It’s an event that reminds neighbors to look out for one another, and police say it can help decrease crime in their communities.
National Night Out, touted as “America’s Night Out Against Crime,” saw its first event in 1984. It has since become an annual way for neighborhoods to work with police and each other against local crime.
As neighborhoods all over Charlotte host National Night Out events on Aug. 6 and throughout this week, Charlotte-Mecklenburg Police said awareness and familiarity can help with the crimes they see most often.
In the University, North Tryon and Hickory Grove divisions, CMPD leaders said residential and auto break-ins are the most common types of property crimes they see.
While the type of offense typically differs within each division’s three response areas – ranging from stolen license plates to items being sold to scrap yards – police said residents can do a number of things to protect their property.
“The best prevention of all is knowing your neighbor,” said Lt. Travis Childs of the Hickory Grove Division.
“If you see someone coming to and from your neighbor’s house, and you know they don’t belong there. … It would help us out a lot more if people would pick up the phone and just call us,” he said.
“We would rather go to a 911 call and it be nothing, than miss a call where we could have prevented (a crime).”
Childs said National Night Out is a great chance for neighbors to get to know one another. That, in turn, can lead to knowing neighborhood routines and when something is out of place.
“It helps to introduce yourself; familiarize yourself with their vehicles. Once you get to know each other, you can let each other know when you’ll be out of town.”
Officer Mike Doan, with North Tryon Division’s Response Area 2, said that as of July 29, they had 23 incidents of larceny from vehicles reported during the preceding two weeks. He said all divisions encourage residents to be more mindful about locking their vehicle doors, keeping valuables – like GPS navigators – out of sight, and taking any bags inside with them.

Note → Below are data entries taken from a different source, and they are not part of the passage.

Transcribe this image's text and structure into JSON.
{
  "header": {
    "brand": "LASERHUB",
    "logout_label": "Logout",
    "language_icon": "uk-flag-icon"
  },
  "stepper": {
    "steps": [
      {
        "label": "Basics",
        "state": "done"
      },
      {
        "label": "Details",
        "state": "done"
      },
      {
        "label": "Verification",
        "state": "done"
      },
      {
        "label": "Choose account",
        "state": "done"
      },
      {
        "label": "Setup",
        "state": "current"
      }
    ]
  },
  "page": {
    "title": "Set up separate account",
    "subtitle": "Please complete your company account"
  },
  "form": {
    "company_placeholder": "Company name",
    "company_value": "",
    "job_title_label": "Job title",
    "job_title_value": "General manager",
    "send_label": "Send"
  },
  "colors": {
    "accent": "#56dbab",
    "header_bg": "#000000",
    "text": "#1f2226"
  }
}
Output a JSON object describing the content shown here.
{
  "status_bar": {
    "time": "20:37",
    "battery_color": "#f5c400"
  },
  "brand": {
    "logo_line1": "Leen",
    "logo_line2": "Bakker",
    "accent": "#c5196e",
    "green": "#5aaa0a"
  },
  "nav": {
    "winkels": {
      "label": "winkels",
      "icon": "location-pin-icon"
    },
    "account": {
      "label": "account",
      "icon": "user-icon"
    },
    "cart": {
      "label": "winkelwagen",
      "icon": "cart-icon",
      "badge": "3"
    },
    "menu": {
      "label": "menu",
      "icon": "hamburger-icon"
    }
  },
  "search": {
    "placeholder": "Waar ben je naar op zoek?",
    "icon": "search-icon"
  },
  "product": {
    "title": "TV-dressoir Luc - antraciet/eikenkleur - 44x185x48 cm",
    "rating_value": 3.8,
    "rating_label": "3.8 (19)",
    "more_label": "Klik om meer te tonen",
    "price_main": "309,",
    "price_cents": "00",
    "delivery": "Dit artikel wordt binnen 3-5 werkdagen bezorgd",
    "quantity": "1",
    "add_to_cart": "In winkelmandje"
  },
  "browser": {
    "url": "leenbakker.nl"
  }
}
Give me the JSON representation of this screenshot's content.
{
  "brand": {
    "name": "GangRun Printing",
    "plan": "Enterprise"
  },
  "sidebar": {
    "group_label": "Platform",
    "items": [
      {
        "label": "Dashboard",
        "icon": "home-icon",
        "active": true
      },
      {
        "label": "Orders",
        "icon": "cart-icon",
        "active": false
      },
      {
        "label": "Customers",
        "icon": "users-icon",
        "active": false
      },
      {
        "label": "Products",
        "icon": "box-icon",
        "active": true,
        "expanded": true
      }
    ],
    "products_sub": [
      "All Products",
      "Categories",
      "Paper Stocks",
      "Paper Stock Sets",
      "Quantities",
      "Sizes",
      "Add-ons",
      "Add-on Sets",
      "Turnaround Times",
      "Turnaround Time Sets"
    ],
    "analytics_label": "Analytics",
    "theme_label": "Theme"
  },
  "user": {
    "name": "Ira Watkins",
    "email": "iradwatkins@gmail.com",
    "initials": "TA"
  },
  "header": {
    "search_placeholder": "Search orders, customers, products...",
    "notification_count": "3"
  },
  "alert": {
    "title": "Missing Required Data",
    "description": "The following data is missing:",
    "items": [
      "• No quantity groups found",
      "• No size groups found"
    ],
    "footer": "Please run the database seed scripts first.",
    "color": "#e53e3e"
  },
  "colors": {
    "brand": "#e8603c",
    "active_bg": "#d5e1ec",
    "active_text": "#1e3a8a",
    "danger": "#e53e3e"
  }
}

“The thieves don’t know any better. They see a bag and think there (are) valuables inside,” Doan said.
“They’ll smash windows, grab the bag and a lot of times there’s nothing in it.”
Doan also encouraged residents to call about any suspicious activity.
“The chance of police catching suspects in the act is very hard. These thieves, they’re out looking for opportunity and looking for police. They’ll see us a mile away before we see them. They blend in with the public. It’s very challenging for us.”
Lt. Dave Johnson of the University Division said since July 1, 86 car break-ins and 49 residential break-ins have been reported.
“Consistently, year after year, those are our top two crimes in sheer numbers,” he said.
Johnson said many residents hesitate to call because they’re afraid of wasting police time on what they think could be nothing.
“Look out for each other. If you see something suspicious, it usually is,” he said.
“Eight times out of 10 when we catch someone, it’s because they called 911 and got us there in a timely matter,” Johnson said.
“Those are the things thieves are hopping on: Crimes of opportunity. They see it and go after it,” Doan said.
“If they get burglarized, (serial numbers) help the police department to track stolen items,” said Doan. “We get hundreds of pieces of property through the pawn system. The serial number is crucial.”
“They’re basically looking to see if you’re home. If you’re not, they may try (to break in),” he said.
Keeping blinds closed so valuables aren’t in plain sight is a good idea, as are leaving the television on and putting lights on timers.
Johnson also recommended that those who have alarm systems actually use them. While it may not help police catch the suspect, alarms can help limit homeowner losses by scaring off the burglar before they can take many things of value, he said.
“Anything to make your house a harder target,” Johnson said, adding that any CMPD division can provide a security survey to help identify weak spots in home security.